• SANAT
  • 9 SORUDA
  • DİKEN ÖZEL
  • GÜNÜN 11'i
  • DİKENLİK
  • AKŞAM POSTASI
  • SPOR
  • VPN HABER

Diken

Yaramazlara biraz batar!

  • VİTRİN
  • AKTÜEL
  • EKONOMİ
  • ANALİZ
  • DÜNYA
  • MEDYA
  • KEYİF
  • YAZARLAR
  • SÜRDÜRÜLEBİLİRLİK

Herkesin bildiği sır: Sağlık çalışanları arasında anestezik ilaç bağımlılığı

26/10/2022 13:55

BBC Türkçe Servisi, Türkiye’de sağlık çalışanları arasındaki anestezik madde bağımlılığı sorununu masaya yatırdı. Sebepler arasında, maddeye erişimin kolaylığı, tükenmişlik, yoğun hayat içerisinde hayatı kaçırma hissi ve merak duygusu gösteriliyor.

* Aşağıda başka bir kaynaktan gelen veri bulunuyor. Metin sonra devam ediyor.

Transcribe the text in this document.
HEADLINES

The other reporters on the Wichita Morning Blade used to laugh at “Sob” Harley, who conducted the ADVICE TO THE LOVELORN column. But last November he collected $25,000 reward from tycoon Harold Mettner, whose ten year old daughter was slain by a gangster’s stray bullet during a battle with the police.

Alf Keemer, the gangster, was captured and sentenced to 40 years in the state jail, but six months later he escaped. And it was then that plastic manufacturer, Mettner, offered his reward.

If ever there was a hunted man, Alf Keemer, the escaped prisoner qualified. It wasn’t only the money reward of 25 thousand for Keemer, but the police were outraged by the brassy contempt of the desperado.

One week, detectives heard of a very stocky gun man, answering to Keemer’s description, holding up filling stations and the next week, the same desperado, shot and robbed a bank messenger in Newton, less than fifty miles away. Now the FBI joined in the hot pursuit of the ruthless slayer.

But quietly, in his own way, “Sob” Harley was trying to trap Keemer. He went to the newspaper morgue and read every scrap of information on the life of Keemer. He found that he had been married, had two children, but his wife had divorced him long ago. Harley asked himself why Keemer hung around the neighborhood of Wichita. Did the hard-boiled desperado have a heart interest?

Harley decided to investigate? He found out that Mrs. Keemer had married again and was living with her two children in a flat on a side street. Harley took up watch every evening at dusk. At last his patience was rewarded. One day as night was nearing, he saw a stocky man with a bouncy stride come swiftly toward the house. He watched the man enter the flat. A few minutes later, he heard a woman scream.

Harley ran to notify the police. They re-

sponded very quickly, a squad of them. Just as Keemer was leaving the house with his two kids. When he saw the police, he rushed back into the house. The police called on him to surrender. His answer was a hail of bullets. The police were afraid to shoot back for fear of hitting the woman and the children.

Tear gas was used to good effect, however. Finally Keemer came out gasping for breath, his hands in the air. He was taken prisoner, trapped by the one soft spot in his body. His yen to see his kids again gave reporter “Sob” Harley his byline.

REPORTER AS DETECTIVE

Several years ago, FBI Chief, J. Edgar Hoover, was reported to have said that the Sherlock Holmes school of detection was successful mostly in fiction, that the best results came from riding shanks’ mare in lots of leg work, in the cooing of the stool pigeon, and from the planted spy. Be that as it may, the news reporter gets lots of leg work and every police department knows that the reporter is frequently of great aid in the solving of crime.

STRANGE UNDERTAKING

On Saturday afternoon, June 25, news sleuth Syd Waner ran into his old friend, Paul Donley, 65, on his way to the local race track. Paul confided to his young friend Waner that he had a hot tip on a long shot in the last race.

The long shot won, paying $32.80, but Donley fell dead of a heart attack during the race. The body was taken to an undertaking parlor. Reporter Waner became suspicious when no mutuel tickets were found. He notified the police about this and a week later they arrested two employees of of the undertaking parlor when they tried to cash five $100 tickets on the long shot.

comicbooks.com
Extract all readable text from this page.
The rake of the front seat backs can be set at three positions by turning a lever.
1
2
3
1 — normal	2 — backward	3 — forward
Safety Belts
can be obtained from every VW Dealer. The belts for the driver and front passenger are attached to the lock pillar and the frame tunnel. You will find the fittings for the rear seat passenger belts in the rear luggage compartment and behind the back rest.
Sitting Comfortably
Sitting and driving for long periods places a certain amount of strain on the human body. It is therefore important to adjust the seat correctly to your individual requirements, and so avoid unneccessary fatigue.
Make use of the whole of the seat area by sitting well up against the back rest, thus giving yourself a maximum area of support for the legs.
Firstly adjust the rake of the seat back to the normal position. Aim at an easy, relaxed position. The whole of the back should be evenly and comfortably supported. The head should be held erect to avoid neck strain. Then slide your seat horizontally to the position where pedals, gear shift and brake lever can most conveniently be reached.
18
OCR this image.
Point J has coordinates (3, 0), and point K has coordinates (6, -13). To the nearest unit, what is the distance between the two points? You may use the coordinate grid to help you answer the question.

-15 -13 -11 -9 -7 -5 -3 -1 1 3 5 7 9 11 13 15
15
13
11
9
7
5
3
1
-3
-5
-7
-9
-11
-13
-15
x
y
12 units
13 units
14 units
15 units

Fotoğraf: Video görüntüsü / BBC

Araştırmalar, Türkiye’de pek çok sağlık çalışanı hastane envanterindeki narkotik ilaçlara bağımlılık geliştirdiğini ortaya koyuyor. Tükenmişlik, sağlıkçılara şiddet gibi nedenler bağımlılık sebebi olabilirken, ‘aşırı doz’ nedeniyle hayatını kaybeden hemşire Emel Yüce’nin annesi, bu duruma ağır çalışma koşullarının neden olduğunu savunarak ‘mesleki hastalık’ olarak kabul edilmesini istiyor.


BBC Türkçe’nin haberine göre Türkiye’de sağlık çalışanları arasında anestezik madde bağımlılığının ne kadar yaygın olduğuna dair resmi veri bulunmuyor. Ancak çok sayıda uzman ‘yüksek ses konuşulmayan’ bu sorunun giderek yaygınlaştığı görüşünde.

Öyle ki Acil Tıp Uzmanları Derneği’nin (ATUDER) ‘Acil Servis Çalışanlarında Madde Bağımlılığı ve Öz Kıyım Riski’ raporuna göre 2009-2019 arasında aşırı doz ilaç sebebiyle 50 sağlık çalışanı odasında ölü bulundu.

BBC’nin Ekim-Haziran 2022 arasında yaptığı medya taramasına göre ise ‘anestezi, acil servis ya da yoğun bakım’ bölümlerinde çalışan en az altı sağlıkçı daha şüpheli bir şekilde hayatını kaybetti.

Sağlıkçılar arasındaki anestezik ilaç bağımlılığı özellikle yoğun bakım ve acil servislerde daha yaygın görülüyor. Uzmanlar, anestezik maddelere erişimin görece daha kolay olduğu bu branşlarda daha fazla bağımlılık geliştirildiğini değerlendiriyor.

Sağlıkçıların anestezik madde bağımlılığına gösterdiği sebepler arasında; maddeye erişimin kolaylığı, tükenmişlik hissi, yoğun ders çalışma/iş hayatı içerisinde hayatı kaçırma hissi ve merak duygusu gösteriliyor.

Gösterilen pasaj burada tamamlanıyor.